Desde un chiringuito de playa contemplo las olas que se encuentran, se besan… Como se saludan y besan dos mujeres mayores en la mesa contigua. Hablan fuerte, pido un café y cierro el libro. A quien nos gusta escribir nos aconsejan que debemos agudizar la atención y la escucha.
-Uf, -se queja la que parece más joven- ¡qué manera de sudar!
-Hija, no me extraña, ¡si has cogido la bici para llegar, con la que cae a esta hora de la tarde! Así estás: fuerte y musculosa. Mira yo, todo me cuelga y el esqueleto me cruje cada día más.
-Anda, no te quejes que tienes un cutis estupendo, casi sin arrugas. Con este paseo marítimo que tenéis bien podías montar en bicicleta también.
-Si yo te contara…
-Pues venga, cuenta mientras me tomo una tónica para refrescarme.

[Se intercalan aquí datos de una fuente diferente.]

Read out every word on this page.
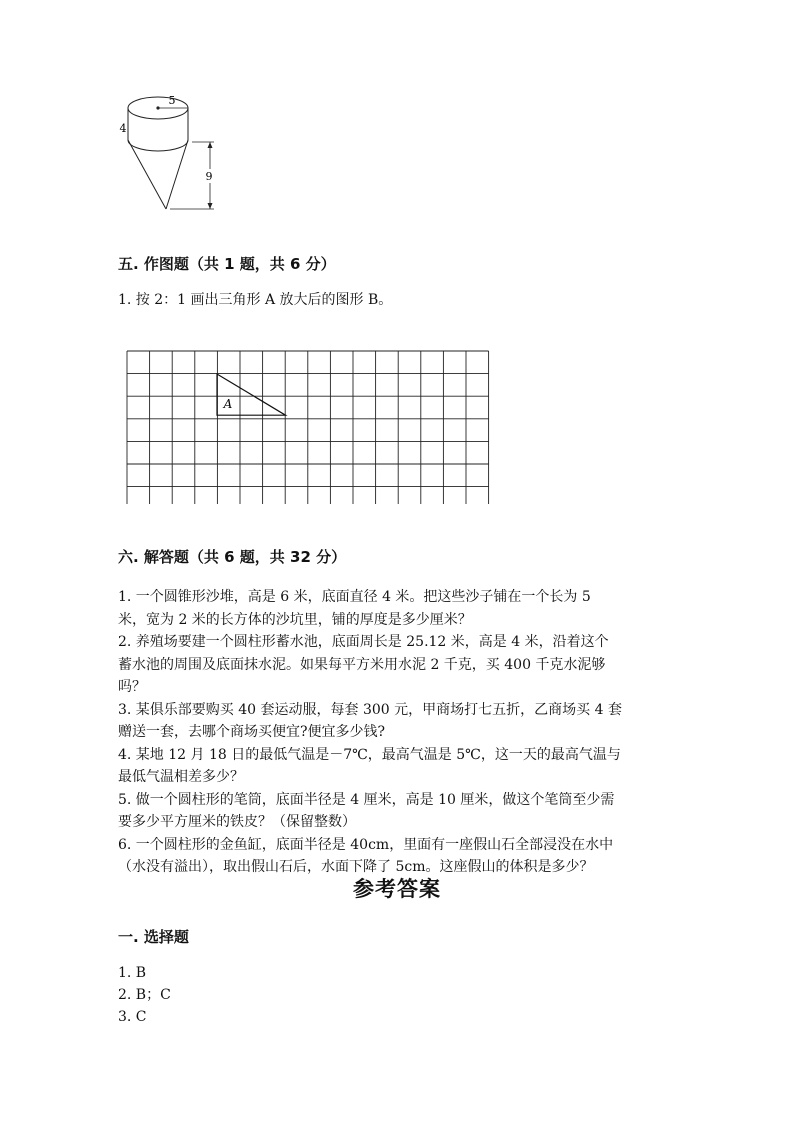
5
4
9
五. 作图题（共 1 题，共 6 分）
1. 按 2：1 画出三角形 A 放大后的图形 B。
A
六. 解答题（共 6 题，共 32 分）

1. 一个圆锥形沙堆，高是 6 米，底面直径 4 米。把这些沙子铺在一个长为 5

米，宽为 2 米的长方体的沙坑里，铺的厚度是多少厘米？

2. 养殖场要建一个圆柱形蓄水池，底面周长是 25.12 米，高是 4 米，沿着这个

蓄水池的周围及底面抹水泥。如果每平方米用水泥 2 千克，买 400 千克水泥够

吗？

3. 某俱乐部要购买 40 套运动服，每套 300 元，甲商场打七五折，乙商场买 4 套

赠送一套，去哪个商场买便宜?便宜多少钱?

4. 某地 12 月 18 日的最低气温是－7℃，最高气温是 5℃，这一天的最高气温与

最低气温相差多少？

5. 做一个圆柱形的笔筒，底面半径是 4 厘米，高是 10 厘米，做这个笔筒至少需

要多少平方厘米的铁皮？（保留整数）

6. 一个圆柱形的金鱼缸，底面半径是 40cm，里面有一座假山石全部浸没在水中

（水没有溢出），取出假山石后，水面下降了 5cm。这座假山的体积是多少？

参考答案
一. 选择题

1. B

2. B；C

3. C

-Yo no pude montar en bici de pequeña, ya sabes lo temerosos que eran mis padres.
Se me iban los ojos cuando veía a mis amigas después del colegio dar vueltas con las suyas, mientras yo merendaba mi “papocha”. Sí, no me mires así; al pan de máquina, como lo llaman en otros sitios, se le corta un trozo del pico, se saca la miga en círculo sin romperla y se vierte dentro aceite de oliva y azúcar, se vuelve a tapar con la miga y se presiona para empaparlo. Eso nos quitaba mucha hambre aquí en el sur, además de alimentarnos.
Mi amiga disfrutaba de su bici y nunca me la dejaba porque yo no sabía montar.
Pasaron los años, tuve hijos y le compramos una bicicleta al mayor, su padre le enseñó a montar y a mi me encantaba mirarle dando vueltas en el llano de mi infancia.
No recuerdo si fue idea suya o mis ganas reprimidas durante tanto tiempo, que un día me atreví y aprendí a montar en la bici de mi hijo. No era igual que conducir un coche dentro de él tan resguardadita. La sensación de equilibrio, de ir de cara al aire, de dominio era sensacional...
-Genial, me alegro y ¿entonces? Venga, sigue contando.
-Pero de pronto, en ese dar vueltas todo volvió, el miedo de mis padres a mis caídas, el miedo, el miedo…, ese miedo atroz que te paraliza hasta para correr.
Yo lo había apartado al educar a mis hijos, aún así, no quería romperle esa bici que tanta ilusión nos había hecho a los dos, y…, también otro miedo, que no todos desaparecen, el miedo a caerme y estar impedida para seguir cuidándolos.
-Bueno, pero esa asignatura pendiente supongo desapareció, ¿no?
-A medias, porque ahora que vivo sola tengo más miedo de caerme.
Siguieron hablando y me marché con sus risas en mi oído. Sabían reírse de sí mismas y tomarse la vida como viniera.